— А если нет?
— А тогда я вас в ту канаву утрамбую до характерного щелчка, только уже без разговоров.
— Это кого там собрались в канаву складывать, не брательников ли моих непутёвых, младшеньких? — поинтересовались мне в затылок почти что ласковым голосом молодой женщины. — Думаешь, тебе это вот так просто сойдёт с рук?
— Так откуда же мне знать, уважаемая, что это именно люди, а не шавки брешущие? — ничуть не изменил я своего тона. — Посудите сами: дорогу загородили, имён-фамилий не назвали, меня, совершенно ничего дурного им не сделавшего, сходу принялись членистоногими инвективами обкладывать. Да потом ещё имели наглость причислить себя к высокому званию рубежников, не предъявив непременных при таком заявлении знаков полномочий. Вот и кто они после этого? Люди? Нет, два безымянных брехла.
— А вы оба-два что на это скажете?
— Да что тут говорить-то, старшая?
— Нечего говорить, старшая!
— Мы ничего не делали.
— Да, ничего. И ни в чём не виноваты!
— Неужели? — голос из ласкового стал приторным. — И на дороге вы, значит, не стояли?
— …
— Ну, стояли.
— Чудесно. Очень рада это слышать. Тогда ещё вопросик: разговаривая свои разговоры, вы имена аль прозвища назвали?
— …
— Ответа не слышу.
— …нет. Не назвали.
— Всё с вами понятно, остолопы вы дыроголовые. Про остальное и спрашивать не стану. Оба-два, позор отца нашего, с дороги!
Братцы-акробатцы, плечистые детинушки под двадцатник (сугубо возрастом, конечно… хотя, быть может, и ступенями — это лесной рубеж, тут всякое возможно) повиновались с похвальной поспешностью. Вот чего бы им пораньше так не сделать? Создали на пустом месте проблем и себе, и мне…
Ну точно. Вот и проблемы подъехали. То есть подошли.
Что характерно, с тыла.
— Здрав будь, путник, — сказал чуть сбоку уже знакомый женский голос, только теперь не заклинанием в ту точку, куда чародею надо, перенесённый, а исходящий непосредственно из уст хозяйки. — Зовут меня Соловой, и я рубежница. Вот.
По каменной пластинке в руке, протянутой так, чтобы я мог её хорошо видеть, побежали знакомые серебристые переливы — такие же, как по пластинам, с помощью которых удостоверяют подлинность монет. Переливалась изогнутая, стилизованная стена, растущее за ней стилизованное дерево, а также три расположенные ниже треугольником звезды. И в видимом свете, и для магического взора.

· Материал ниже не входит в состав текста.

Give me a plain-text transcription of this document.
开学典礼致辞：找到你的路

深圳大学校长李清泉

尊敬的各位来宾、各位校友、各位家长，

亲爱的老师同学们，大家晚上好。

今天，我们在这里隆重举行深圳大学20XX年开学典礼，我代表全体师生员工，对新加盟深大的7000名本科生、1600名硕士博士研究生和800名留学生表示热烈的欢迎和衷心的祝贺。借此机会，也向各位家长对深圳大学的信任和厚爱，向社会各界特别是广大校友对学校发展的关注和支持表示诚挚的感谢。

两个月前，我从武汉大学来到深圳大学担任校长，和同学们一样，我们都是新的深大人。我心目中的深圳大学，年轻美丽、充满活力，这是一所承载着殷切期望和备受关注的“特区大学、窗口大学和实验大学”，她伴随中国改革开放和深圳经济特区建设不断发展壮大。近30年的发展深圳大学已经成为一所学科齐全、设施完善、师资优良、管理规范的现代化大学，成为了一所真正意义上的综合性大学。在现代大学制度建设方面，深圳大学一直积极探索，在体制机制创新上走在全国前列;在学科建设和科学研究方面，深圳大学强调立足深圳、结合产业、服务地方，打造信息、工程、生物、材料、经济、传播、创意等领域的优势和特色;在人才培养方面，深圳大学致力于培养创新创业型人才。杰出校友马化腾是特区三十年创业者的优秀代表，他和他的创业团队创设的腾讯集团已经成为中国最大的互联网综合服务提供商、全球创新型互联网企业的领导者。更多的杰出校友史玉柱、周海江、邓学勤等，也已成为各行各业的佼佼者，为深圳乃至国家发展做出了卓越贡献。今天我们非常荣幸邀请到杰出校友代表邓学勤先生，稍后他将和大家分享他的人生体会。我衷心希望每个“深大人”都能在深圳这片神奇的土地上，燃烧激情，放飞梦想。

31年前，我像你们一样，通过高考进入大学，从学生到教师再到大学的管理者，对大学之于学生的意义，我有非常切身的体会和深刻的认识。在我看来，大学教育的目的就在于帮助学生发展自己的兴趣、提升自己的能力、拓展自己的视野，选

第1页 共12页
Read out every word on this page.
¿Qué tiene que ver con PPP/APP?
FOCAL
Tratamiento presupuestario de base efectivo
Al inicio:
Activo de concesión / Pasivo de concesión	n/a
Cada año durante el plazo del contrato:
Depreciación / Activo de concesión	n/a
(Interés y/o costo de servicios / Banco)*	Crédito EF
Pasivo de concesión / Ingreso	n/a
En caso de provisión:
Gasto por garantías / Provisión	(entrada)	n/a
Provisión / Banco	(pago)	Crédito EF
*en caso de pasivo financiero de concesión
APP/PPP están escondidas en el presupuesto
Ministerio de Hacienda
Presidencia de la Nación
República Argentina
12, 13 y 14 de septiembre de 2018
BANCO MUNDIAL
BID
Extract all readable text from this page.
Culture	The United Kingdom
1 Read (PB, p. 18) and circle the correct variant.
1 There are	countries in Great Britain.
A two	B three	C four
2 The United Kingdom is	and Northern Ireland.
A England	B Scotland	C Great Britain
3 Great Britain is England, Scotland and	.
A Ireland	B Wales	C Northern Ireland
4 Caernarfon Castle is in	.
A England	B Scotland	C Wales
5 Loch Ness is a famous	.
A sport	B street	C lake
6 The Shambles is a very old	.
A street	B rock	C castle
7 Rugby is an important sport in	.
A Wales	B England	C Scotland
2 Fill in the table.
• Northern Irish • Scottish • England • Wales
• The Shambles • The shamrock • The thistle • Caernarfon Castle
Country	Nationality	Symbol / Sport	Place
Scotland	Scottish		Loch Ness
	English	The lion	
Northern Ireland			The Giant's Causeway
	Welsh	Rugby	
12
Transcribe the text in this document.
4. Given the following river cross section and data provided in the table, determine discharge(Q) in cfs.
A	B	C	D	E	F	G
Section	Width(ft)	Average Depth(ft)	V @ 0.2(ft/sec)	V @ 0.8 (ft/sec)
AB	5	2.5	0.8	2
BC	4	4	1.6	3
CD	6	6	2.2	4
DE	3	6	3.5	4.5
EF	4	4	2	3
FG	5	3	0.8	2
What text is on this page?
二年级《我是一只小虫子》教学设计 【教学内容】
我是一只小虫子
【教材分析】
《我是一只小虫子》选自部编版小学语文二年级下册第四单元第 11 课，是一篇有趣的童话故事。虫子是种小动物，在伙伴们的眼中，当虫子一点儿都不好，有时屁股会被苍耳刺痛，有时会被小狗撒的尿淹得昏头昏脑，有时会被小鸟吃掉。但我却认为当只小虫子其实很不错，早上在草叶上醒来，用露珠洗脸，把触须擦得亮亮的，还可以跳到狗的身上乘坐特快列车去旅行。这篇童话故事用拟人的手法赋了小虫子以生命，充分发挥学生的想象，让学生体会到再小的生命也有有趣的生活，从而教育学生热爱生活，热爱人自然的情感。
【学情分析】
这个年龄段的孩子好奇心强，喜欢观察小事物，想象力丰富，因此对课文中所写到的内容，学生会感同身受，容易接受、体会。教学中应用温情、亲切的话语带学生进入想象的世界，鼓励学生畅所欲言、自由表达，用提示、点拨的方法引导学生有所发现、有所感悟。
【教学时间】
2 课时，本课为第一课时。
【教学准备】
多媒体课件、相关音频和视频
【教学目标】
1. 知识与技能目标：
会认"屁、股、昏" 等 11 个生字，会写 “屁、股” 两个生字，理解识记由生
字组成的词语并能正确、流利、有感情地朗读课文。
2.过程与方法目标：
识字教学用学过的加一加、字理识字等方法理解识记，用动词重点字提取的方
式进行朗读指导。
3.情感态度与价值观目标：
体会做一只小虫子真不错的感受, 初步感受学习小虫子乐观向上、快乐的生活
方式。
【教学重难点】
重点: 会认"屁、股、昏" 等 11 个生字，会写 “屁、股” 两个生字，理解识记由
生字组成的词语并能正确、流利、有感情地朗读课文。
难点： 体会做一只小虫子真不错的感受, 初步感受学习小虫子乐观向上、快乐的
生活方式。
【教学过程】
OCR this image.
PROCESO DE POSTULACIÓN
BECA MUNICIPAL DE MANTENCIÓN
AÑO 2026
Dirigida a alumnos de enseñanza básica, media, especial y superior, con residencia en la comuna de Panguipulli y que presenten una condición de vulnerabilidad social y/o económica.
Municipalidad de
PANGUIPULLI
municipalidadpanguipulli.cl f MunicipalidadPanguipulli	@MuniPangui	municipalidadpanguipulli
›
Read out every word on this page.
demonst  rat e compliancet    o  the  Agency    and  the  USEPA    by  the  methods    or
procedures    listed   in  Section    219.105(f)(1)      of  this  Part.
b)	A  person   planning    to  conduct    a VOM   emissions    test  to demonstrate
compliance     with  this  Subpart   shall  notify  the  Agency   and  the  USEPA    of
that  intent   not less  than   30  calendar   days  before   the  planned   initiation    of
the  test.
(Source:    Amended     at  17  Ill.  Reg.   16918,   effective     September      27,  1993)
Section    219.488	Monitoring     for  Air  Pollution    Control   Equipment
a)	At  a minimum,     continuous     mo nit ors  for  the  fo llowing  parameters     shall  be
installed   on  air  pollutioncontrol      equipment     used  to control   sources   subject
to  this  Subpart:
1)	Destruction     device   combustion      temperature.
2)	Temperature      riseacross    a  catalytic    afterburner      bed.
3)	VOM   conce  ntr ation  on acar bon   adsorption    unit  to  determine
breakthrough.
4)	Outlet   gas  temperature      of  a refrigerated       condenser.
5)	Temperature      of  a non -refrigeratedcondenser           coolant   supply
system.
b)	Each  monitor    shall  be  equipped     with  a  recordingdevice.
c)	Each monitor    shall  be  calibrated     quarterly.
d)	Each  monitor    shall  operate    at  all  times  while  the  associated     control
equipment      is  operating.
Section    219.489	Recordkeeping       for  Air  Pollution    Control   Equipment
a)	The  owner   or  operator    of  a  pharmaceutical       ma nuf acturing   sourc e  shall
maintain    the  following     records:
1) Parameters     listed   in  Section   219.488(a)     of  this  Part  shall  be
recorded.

Значит, точно рубежница. Ну да я особо и не сомневался.
— Здравия и тебе, старшая. Зовут меня Арэк, и я иду из Мелира в Лес Чудес.
Почему новую знакомую зовут Соловой, вопрос не стоял. Довольно редкая меж гриннейцев масть, соломенно-жёлтая со светлыми, почти белыми выгоревшими прядями, полностью соответствовала имени. Сама же рубежница, кстати, неплохо соответствовала крестьянскому идеалу красоты, пусть и без перебора, а лицо её несло черты семейного сходства с парой «дыроголовых», сейчас всячески старающихся сделать вид, что они тут просто молодые таракашки, безмолвные и незначительные.
— Знаешь, Арэк, если б не слышала правду, могла не поверить. Тебе лет-то сколько?
— Десять. Одиннадцатый пошёл.
— И уже аттестован на звезду… кстати, кем? Где? Давно ли?
Я ответил.
— Чего ж ты один-то попёрся, чудила? Сгинешь!
— А вы, старшая, много знаете ходоков, что возьмут в группу клопа вроде меня?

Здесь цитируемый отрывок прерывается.